Zhu stwierdziła, że szacunkowe zanieczyszczenie dna oceanu tworzywami sztucznymi może być nawet 100 razy większe niż ilość plastiku unoszącego się na powierzchni oceanu. Badacze martwią się, że dna oceanów mogą stać się wiecznym „wysypiskiem” plastiku, ponieważ wciąż brakuje skutecznej metody ich usuwania.
Jak wiadomo głęboki bentos oceaniczny (zespół organizmów, które żyją na dnie oceanu lub w jego pobliżu.
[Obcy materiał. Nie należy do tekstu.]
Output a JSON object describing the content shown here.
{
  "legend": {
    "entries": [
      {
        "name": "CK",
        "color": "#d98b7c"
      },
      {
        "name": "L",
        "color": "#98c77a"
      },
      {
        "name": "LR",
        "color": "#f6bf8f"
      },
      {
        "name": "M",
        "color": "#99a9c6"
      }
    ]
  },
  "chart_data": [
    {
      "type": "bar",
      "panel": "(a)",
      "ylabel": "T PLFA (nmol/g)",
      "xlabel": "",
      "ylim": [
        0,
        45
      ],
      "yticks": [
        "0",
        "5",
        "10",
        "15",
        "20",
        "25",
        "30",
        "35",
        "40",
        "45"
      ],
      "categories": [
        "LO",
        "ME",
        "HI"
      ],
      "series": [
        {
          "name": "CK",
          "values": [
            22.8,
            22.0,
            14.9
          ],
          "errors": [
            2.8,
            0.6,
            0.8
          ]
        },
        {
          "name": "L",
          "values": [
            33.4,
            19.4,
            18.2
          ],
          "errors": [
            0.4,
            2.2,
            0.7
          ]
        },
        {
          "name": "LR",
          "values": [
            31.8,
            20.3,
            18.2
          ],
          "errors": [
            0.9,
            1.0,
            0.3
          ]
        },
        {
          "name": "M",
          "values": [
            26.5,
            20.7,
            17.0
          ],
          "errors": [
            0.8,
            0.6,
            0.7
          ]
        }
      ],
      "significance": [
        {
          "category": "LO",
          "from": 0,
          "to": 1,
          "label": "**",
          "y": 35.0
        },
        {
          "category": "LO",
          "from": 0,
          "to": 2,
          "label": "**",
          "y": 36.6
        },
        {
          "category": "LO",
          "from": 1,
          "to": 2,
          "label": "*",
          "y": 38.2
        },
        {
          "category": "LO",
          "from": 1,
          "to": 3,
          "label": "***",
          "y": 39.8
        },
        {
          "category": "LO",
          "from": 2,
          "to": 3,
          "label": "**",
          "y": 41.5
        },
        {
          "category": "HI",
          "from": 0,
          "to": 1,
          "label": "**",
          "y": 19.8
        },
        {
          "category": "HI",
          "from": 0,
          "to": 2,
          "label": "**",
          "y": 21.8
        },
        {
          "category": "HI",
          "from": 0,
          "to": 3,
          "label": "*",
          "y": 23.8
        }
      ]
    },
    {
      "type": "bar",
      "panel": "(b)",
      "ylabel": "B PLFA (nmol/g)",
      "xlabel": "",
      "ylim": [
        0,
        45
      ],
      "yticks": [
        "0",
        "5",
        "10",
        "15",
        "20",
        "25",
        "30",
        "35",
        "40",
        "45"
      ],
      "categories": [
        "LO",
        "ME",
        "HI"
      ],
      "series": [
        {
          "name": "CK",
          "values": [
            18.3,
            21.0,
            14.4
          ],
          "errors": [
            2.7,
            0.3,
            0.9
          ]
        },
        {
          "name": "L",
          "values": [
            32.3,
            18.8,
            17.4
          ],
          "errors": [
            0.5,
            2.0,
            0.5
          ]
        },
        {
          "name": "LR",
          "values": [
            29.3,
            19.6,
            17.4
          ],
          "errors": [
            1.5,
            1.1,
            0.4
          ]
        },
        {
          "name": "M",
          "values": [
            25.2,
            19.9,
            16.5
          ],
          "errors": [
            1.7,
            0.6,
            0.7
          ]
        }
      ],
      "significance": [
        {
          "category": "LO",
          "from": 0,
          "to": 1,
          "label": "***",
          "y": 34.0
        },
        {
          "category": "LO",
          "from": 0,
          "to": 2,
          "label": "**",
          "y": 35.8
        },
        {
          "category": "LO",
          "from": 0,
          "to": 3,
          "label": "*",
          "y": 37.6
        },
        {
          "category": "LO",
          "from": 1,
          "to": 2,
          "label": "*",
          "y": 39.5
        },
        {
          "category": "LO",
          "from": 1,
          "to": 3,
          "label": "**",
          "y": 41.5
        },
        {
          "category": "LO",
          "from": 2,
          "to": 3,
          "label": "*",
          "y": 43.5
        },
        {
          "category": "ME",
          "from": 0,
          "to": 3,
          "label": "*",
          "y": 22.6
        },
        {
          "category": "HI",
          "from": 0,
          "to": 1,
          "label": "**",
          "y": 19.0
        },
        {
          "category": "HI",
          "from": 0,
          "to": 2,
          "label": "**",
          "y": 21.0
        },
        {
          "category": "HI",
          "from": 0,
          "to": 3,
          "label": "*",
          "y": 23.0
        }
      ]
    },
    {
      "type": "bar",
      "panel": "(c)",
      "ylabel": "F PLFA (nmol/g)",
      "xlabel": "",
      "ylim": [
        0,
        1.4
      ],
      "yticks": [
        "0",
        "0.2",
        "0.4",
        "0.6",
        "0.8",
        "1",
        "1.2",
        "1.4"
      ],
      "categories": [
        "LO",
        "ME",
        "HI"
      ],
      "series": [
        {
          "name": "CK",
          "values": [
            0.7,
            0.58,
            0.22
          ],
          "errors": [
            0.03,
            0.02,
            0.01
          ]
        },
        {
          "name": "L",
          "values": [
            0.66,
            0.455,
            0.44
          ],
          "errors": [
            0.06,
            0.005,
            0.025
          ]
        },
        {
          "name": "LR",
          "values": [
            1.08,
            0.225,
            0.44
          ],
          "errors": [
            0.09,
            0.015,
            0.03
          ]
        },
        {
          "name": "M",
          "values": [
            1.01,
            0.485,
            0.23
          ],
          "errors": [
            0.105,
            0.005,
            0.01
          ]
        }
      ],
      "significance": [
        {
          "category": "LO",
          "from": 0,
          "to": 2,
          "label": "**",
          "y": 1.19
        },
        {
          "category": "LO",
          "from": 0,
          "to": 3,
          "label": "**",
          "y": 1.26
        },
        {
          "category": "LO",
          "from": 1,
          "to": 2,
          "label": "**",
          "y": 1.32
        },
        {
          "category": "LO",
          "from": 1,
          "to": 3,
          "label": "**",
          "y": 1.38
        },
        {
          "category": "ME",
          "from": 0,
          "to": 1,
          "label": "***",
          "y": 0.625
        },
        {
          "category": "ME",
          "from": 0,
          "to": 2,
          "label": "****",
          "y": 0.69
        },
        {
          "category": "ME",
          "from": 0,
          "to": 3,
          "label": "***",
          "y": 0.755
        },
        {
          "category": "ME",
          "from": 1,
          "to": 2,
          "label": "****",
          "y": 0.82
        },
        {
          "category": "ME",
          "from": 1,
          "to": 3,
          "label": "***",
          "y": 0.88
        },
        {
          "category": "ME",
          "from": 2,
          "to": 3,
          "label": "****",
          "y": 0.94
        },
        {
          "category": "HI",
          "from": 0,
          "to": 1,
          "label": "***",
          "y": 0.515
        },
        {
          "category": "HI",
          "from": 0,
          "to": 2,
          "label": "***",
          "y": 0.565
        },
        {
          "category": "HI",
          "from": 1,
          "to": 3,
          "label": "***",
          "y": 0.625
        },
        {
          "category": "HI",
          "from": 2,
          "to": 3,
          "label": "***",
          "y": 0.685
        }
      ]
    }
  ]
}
Bentos obejmuje zwierzęta, rośliny i bakterie – red.) to mroczny świat, w którym nie ma dostępu do promieni światła słonecznego. Często nie ma też tlenu. Na dnach głębokich oceanów rozkład plastiku do związków organicznych i mineralnych jest faktycznie niemożliwy, do tego plastik nie jest biodegradowalny – żadne bakterie nie są w stanie go rozłożyć.
Warto o tym pamiętać, dokonując codziennych wyborów. Nawet, jeśli daleka nam troska o Planetę, to przynajmniej myślmy o tym, co z mórz i oceanów trafia na nasz talerz. Tam również jest mikroplastik.